M I N E R VA
T H E N E W S L E T T E R O F K E LV I N S I D E A C A D E M Y
W i n ter 2 0 1 2
Jekyll and Hyde Murder! Murder! Electric performances by the cast of Jekyll and Hyde, the musical adaptation of Robert Louis Stevenson’s novella ‘Strange Case of Dr Jekyll and Mr Hyde’, took us into the dark and dangerous places of the human mind. The opening words of John Utterson, played with sombre and subtle intelligence by Gavin Hughes, warned audiences of the impending transformations of mind and soul. So it was that we were transported between elegant mansions and fashionable receptions to a nightmarish underworld of asylums, gin parlours,
cruelty and sin. By using three actors for the parts of Henry Jekyll and Edward Hyde, this production embraced the concept of multiple personalities with flair and imagination. Andrew Dickson took us on Jekyll’s descent into madness, his increasing edginess and temper reflecting the good doctor’s failure to understand the torturous changes coming over him. He was a noble man of science, romantic leading man and a soul utterly lost in hell.

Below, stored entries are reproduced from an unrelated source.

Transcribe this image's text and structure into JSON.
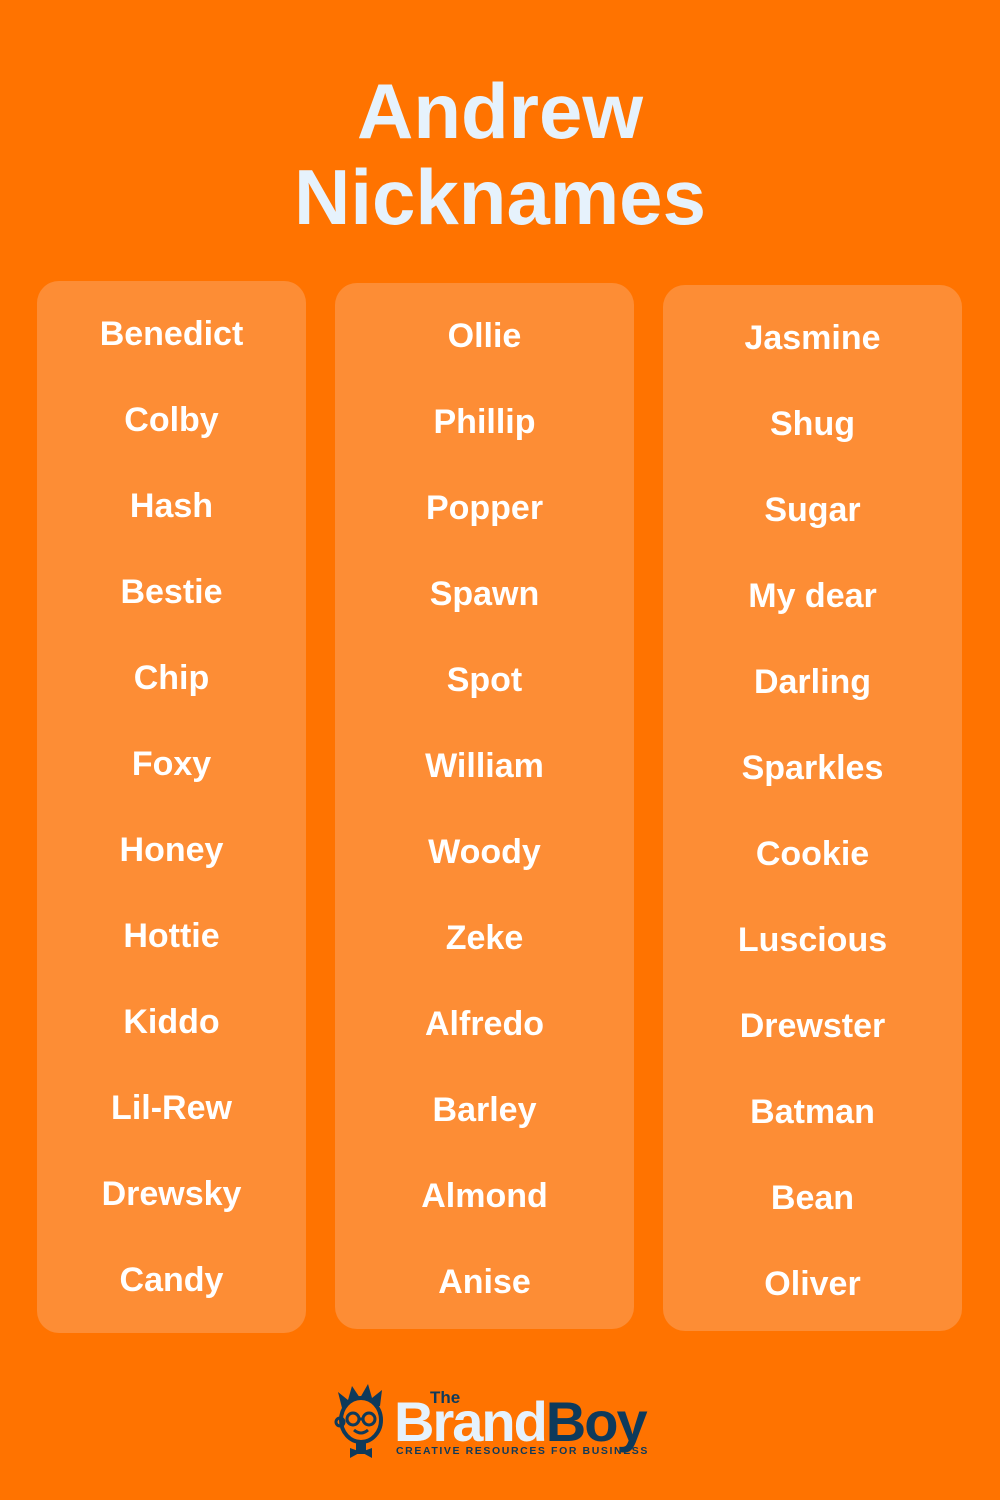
{
  "title": {
    "line1": "Andrew",
    "line2": "Nicknames"
  },
  "columns": [
    {
      "names": [
        "Benedict",
        "Colby",
        "Hash",
        "Bestie",
        "Chip",
        "Foxy",
        "Honey",
        "Hottie",
        "Kiddo",
        "Lil-Rew",
        "Drewsky",
        "Candy"
      ]
    },
    {
      "names": [
        "Ollie",
        "Phillip",
        "Popper",
        "Spawn",
        "Spot",
        "William",
        "Woody",
        "Zeke",
        "Alfredo",
        "Barley",
        "Almond",
        "Anise"
      ]
    },
    {
      "names": [
        "Jasmine",
        "Shug",
        "Sugar",
        "My dear",
        "Darling",
        "Sparkles",
        "Cookie",
        "Luscious",
        "Drewster",
        "Batman",
        "Bean",
        "Oliver"
      ]
    }
  ],
  "logo": {
    "the": "The",
    "brand_part1": "Brand",
    "brand_part2": "Boy",
    "tagline": "CREATIVE RESOURCES FOR BUSINESS",
    "mascot_icon": "boy-with-glasses-and-bowtie-icon"
  },
  "colors": {
    "background": "#FF7300",
    "panel": "#FD8D35",
    "title_text": "#E6F2FC",
    "name_text": "#FFFFFF",
    "logo_navy": "#0E3A5B"
  }
}
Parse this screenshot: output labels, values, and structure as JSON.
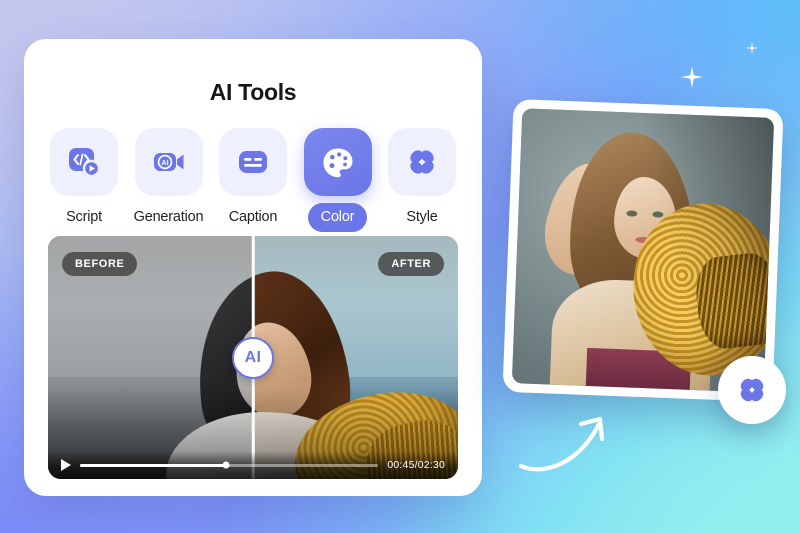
{
  "background": {
    "gradient_from": "#c7cbef",
    "gradient_mid": "#7f9df9",
    "gradient_to": "#9ef0ec",
    "sparkle_color": "#ffffff"
  },
  "theme": {
    "accent": "#6b76e8",
    "accent_light": "#eff0fd",
    "text_dark": "#20222a",
    "card_bg": "#ffffff"
  },
  "panel": {
    "title": "AI Tools",
    "tools": [
      {
        "label": "Script",
        "icon": "code-play-icon",
        "active": false
      },
      {
        "label": "Generation",
        "icon": "ai-video-camera-icon",
        "active": false
      },
      {
        "label": "Caption",
        "icon": "subtitle-icon",
        "active": false
      },
      {
        "label": "Color",
        "icon": "color-palette-icon",
        "active": true
      },
      {
        "label": "Style",
        "icon": "clover-flower-icon",
        "active": false
      }
    ]
  },
  "player": {
    "badge_before": "BEFORE",
    "badge_after": "AFTER",
    "handle_label": "AI",
    "play_icon": "play-icon",
    "time_display": "00:45/02:30",
    "current_time": "00:45",
    "total_time": "02:30",
    "progress_percent": 49,
    "split_percent": 50
  },
  "photo_card": {
    "alt_name": "ai-generated-portrait",
    "fab_icon": "clover-flower-icon"
  },
  "decor": {
    "arrow_name": "curved-arrow-up-right",
    "arrow_color": "#ffffff"
  }
}
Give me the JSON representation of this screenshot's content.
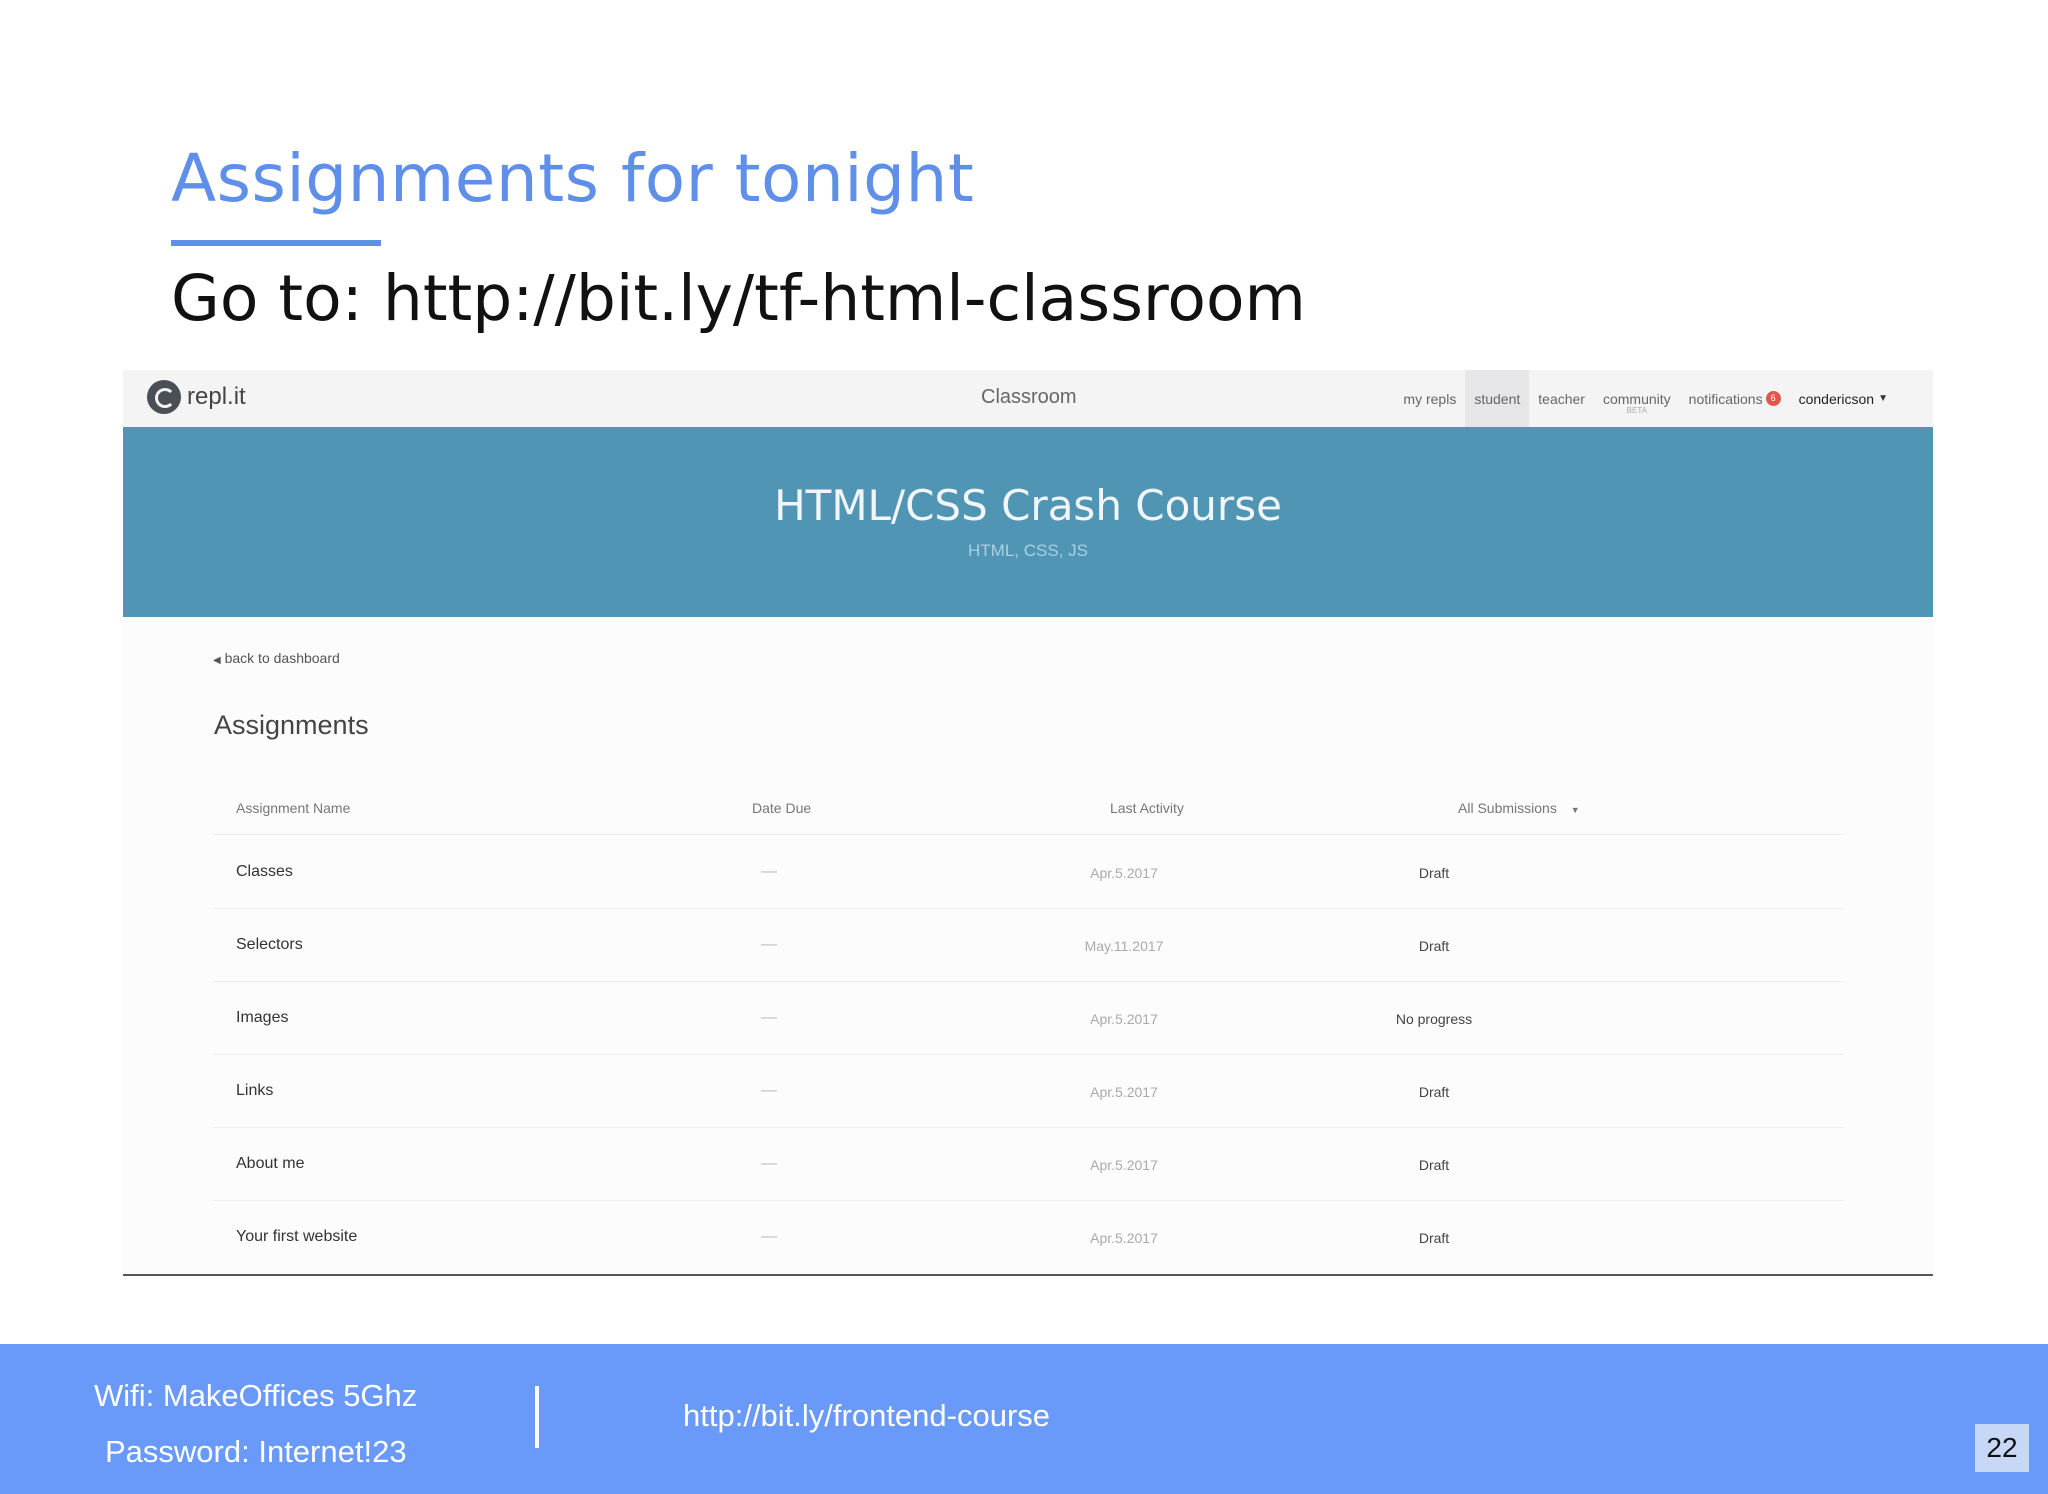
{
  "slide": {
    "title": "Assignments for tonight",
    "subtitle": "Go to: http://bit.ly/tf-html-classroom",
    "accent_color": "#5f8fe8"
  },
  "app": {
    "logo_text": "repl.it",
    "logo_icon": "repl-logo-icon",
    "title": "Classroom",
    "nav": [
      {
        "label": "my repls"
      },
      {
        "label": "student",
        "active": true
      },
      {
        "label": "teacher"
      },
      {
        "label": "community",
        "badge": "BETA"
      },
      {
        "label": "notifications",
        "count": "6"
      },
      {
        "label": "condericson"
      }
    ]
  },
  "banner": {
    "title": "HTML/CSS Crash Course",
    "tags": "HTML, CSS, JS",
    "color": "#5195b4"
  },
  "page": {
    "back_link": "back to dashboard",
    "heading": "Assignments"
  },
  "table": {
    "columns": [
      "Assignment Name",
      "Date Due",
      "Last Activity",
      "All Submissions"
    ],
    "rows": [
      {
        "name": "Classes",
        "due": "—",
        "activity": "Apr.5.2017",
        "status": "Draft"
      },
      {
        "name": "Selectors",
        "due": "—",
        "activity": "May.11.2017",
        "status": "Draft"
      },
      {
        "name": "Images",
        "due": "—",
        "activity": "Apr.5.2017",
        "status": "No progress"
      },
      {
        "name": "Links",
        "due": "—",
        "activity": "Apr.5.2017",
        "status": "Draft"
      },
      {
        "name": "About me",
        "due": "—",
        "activity": "Apr.5.2017",
        "status": "Draft"
      },
      {
        "name": "Your first website",
        "due": "—",
        "activity": "Apr.5.2017",
        "status": "Draft"
      }
    ]
  },
  "footer": {
    "wifi": "Wifi: MakeOffices 5Ghz",
    "password": "Password: Internet!23",
    "course_url": "http://bit.ly/frontend-course",
    "page_number": "22",
    "color": "#6999f9"
  }
}
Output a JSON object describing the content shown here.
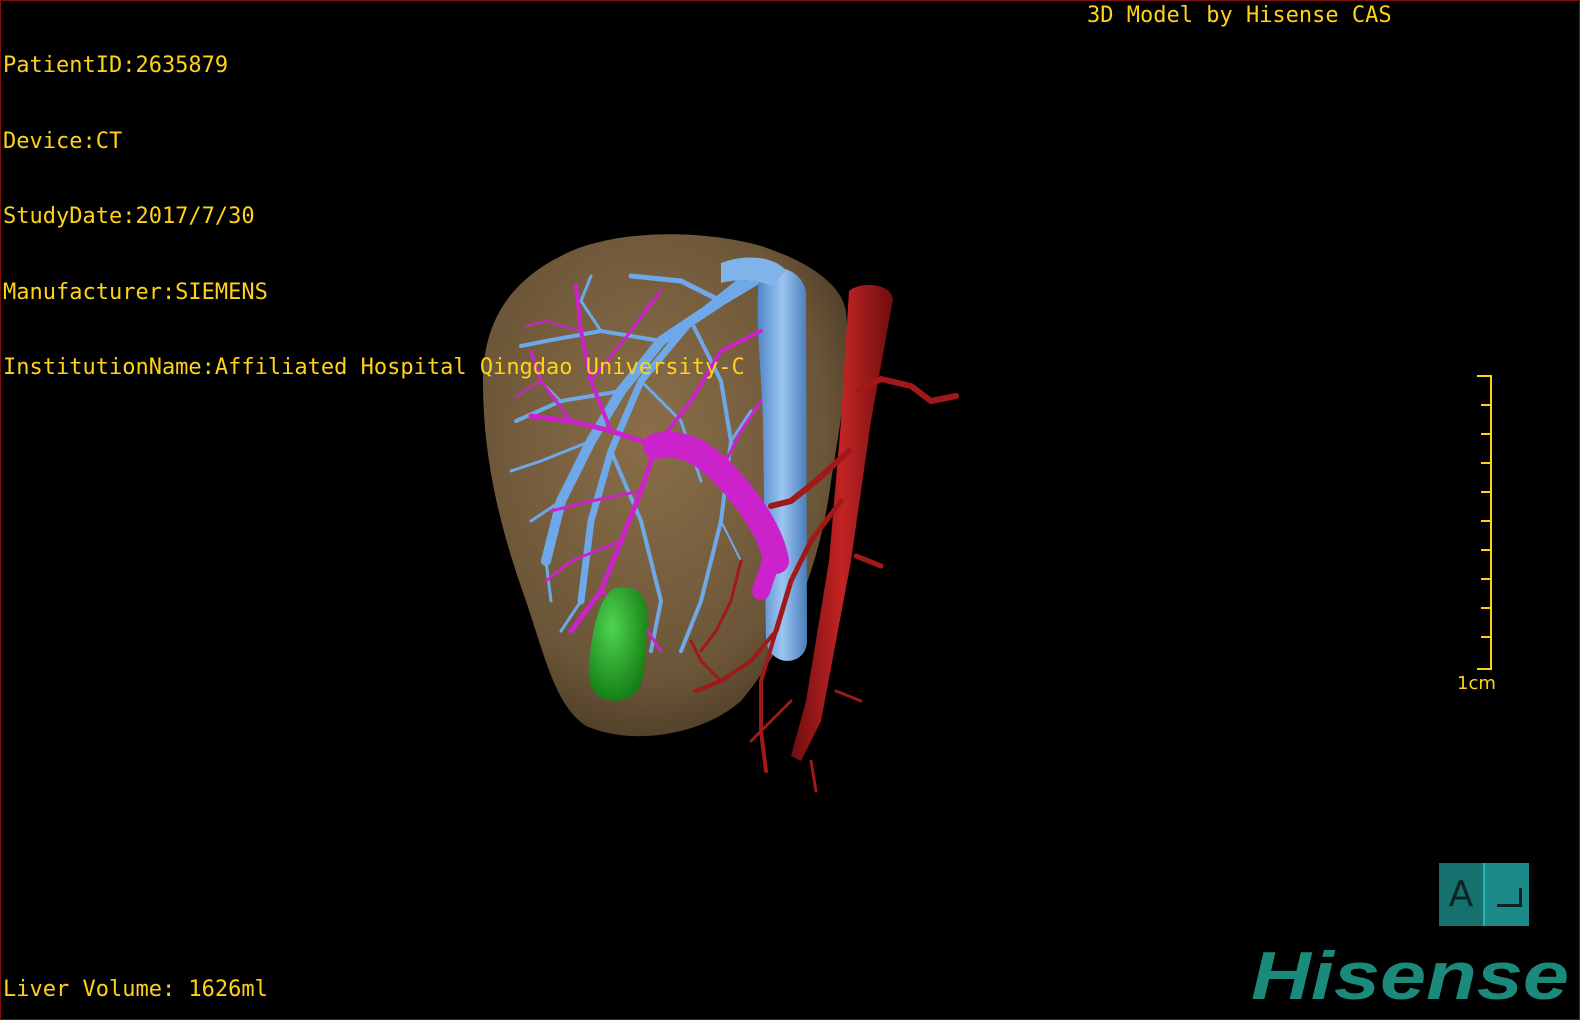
{
  "dicom": {
    "patient_id": "PatientID:2635879",
    "device": "Device:CT",
    "study_date": "StudyDate:2017/7/30",
    "manufacturer": "Manufacturer:SIEMENS",
    "institution": "InstitutionName:Affiliated Hospital Qingdao University-C"
  },
  "credit": "3D Model by Hisense CAS",
  "liver_volume": "Liver Volume: 1626ml",
  "scale": {
    "label": "1cm",
    "color": "#ffd21a"
  },
  "orientation": {
    "label": "A",
    "color": "#1c8a88"
  },
  "brand": {
    "name": "Hisense",
    "color": "#1c8a7a"
  },
  "colors": {
    "text": "#ffd21a",
    "liver": "#6b5538",
    "hepatic_vein": "#6fa8e8",
    "portal_vein": "#cc22cc",
    "artery": "#a01818",
    "gallbladder": "#1fa51f",
    "frame": "#7a1010"
  }
}
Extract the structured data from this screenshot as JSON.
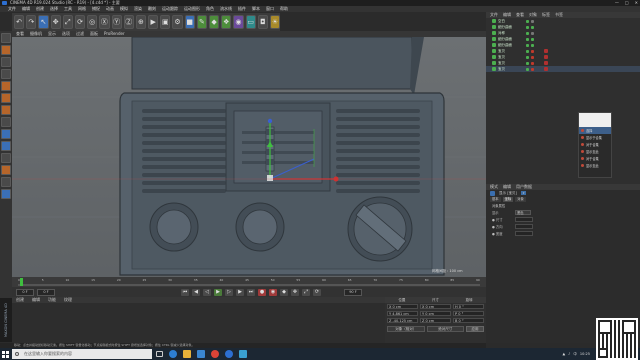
{
  "window": {
    "title": "CINEMA 4D R19.024 Studio (RC - R19) - [4.c4d *] - 主要"
  },
  "menubar": [
    "文件",
    "编辑",
    "创建",
    "选择",
    "工具",
    "网格",
    "捕捉",
    "动画",
    "模拟",
    "渲染",
    "雕刻",
    "运动跟踪",
    "运动图形",
    "角色",
    "流水线",
    "插件",
    "脚本",
    "窗口",
    "帮助"
  ],
  "viewport": {
    "menu": [
      "查看",
      "摄像机",
      "显示",
      "选项",
      "过滤",
      "面板",
      "ProRender"
    ],
    "grid_label": "网格间距 : 100 cm"
  },
  "timeline": {
    "ticks": [
      "0",
      "5",
      "10",
      "15",
      "20",
      "25",
      "30",
      "35",
      "40",
      "45",
      "50",
      "55",
      "60",
      "65",
      "70",
      "75",
      "80",
      "85",
      "90"
    ],
    "frame_start": "0 F",
    "frame_end": "90 F",
    "current_frame": "0 F"
  },
  "materials": {
    "menu": [
      "创建",
      "编辑",
      "功能",
      "纹理"
    ]
  },
  "coordinates": {
    "headers": [
      "位置",
      "尺寸",
      "旋转"
    ],
    "rows": [
      {
        "pos": "X  0 cm",
        "size": "X  0 cm",
        "rot": "H  0 °"
      },
      {
        "pos": "Y  4.861 cm",
        "size": "Y  0 cm",
        "rot": "P  0 °"
      },
      {
        "pos": "Z  -40.125 cm",
        "size": "Z  0 cm",
        "rot": "B  0 °"
      }
    ],
    "mode": "对象（相对）",
    "size_mode": "绝对尺寸",
    "apply": "应用"
  },
  "status": "移动：点击并拖动鼠标移动元素。按住 SHIFT 键量化移动；节点编辑模式时按住 SHIFT 键增加选择对象；按住 CTRL 键减少选择对象。",
  "object_manager": {
    "menu": [
      "文件",
      "编辑",
      "查看",
      "对象",
      "标签",
      "书签"
    ],
    "objects": [
      "空白",
      "细分曲面",
      "对称",
      "细分曲面",
      "细分曲面",
      "宝贝",
      "宝贝",
      "宝贝",
      "宝贝"
    ]
  },
  "context_menu": [
    "选择",
    "显示于合集",
    "对于合集",
    "显示至此",
    "对于合集",
    "显示至此"
  ],
  "attributes": {
    "tabs": [
      "模式",
      "编辑",
      "用户数据"
    ],
    "object_name": "显示 [宝贝]",
    "sub_tabs": [
      "基本",
      "坐标",
      "对象"
    ],
    "section": "对象属性",
    "props": [
      {
        "label": "显示",
        "value": "黑色"
      },
      {
        "label": "● 尺寸",
        "value": ""
      },
      {
        "label": "● 方向",
        "value": ""
      },
      {
        "label": "● 宽度",
        "value": ""
      }
    ]
  },
  "taskbar": {
    "search_placeholder": "在这里输入你要搜索的内容",
    "time": "10:25",
    "lang": "中"
  },
  "brand": "MAXON CINEMA 4D",
  "colors": {
    "accent": "#3d6fa8",
    "viewport_bg": "#64686b",
    "model": "#4f5a64",
    "green_axis": "#3fbf3f"
  }
}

Joseph Gilius as Hyde was the nemesis par excellence, full of predatory animal passion and sinister, unpredictable malevolence. His energy in “I feel alive” excited the audiences in the Gilchrist Theatre and their expectation of terrible things to come. The duet “Dangerous Game” with Lucy, played by Rachel Cunningham, was charged with emotional intensity and remorseless physical threat. We were taken through an awful torture as they moved together and pulled apart, Hyde capable of snapping her in two at any moment. In playing both Jekyll and Hyde, Peter Cushley was masterly, delivering “This is the Moment” with power and “Confrontation” with precise control and timing.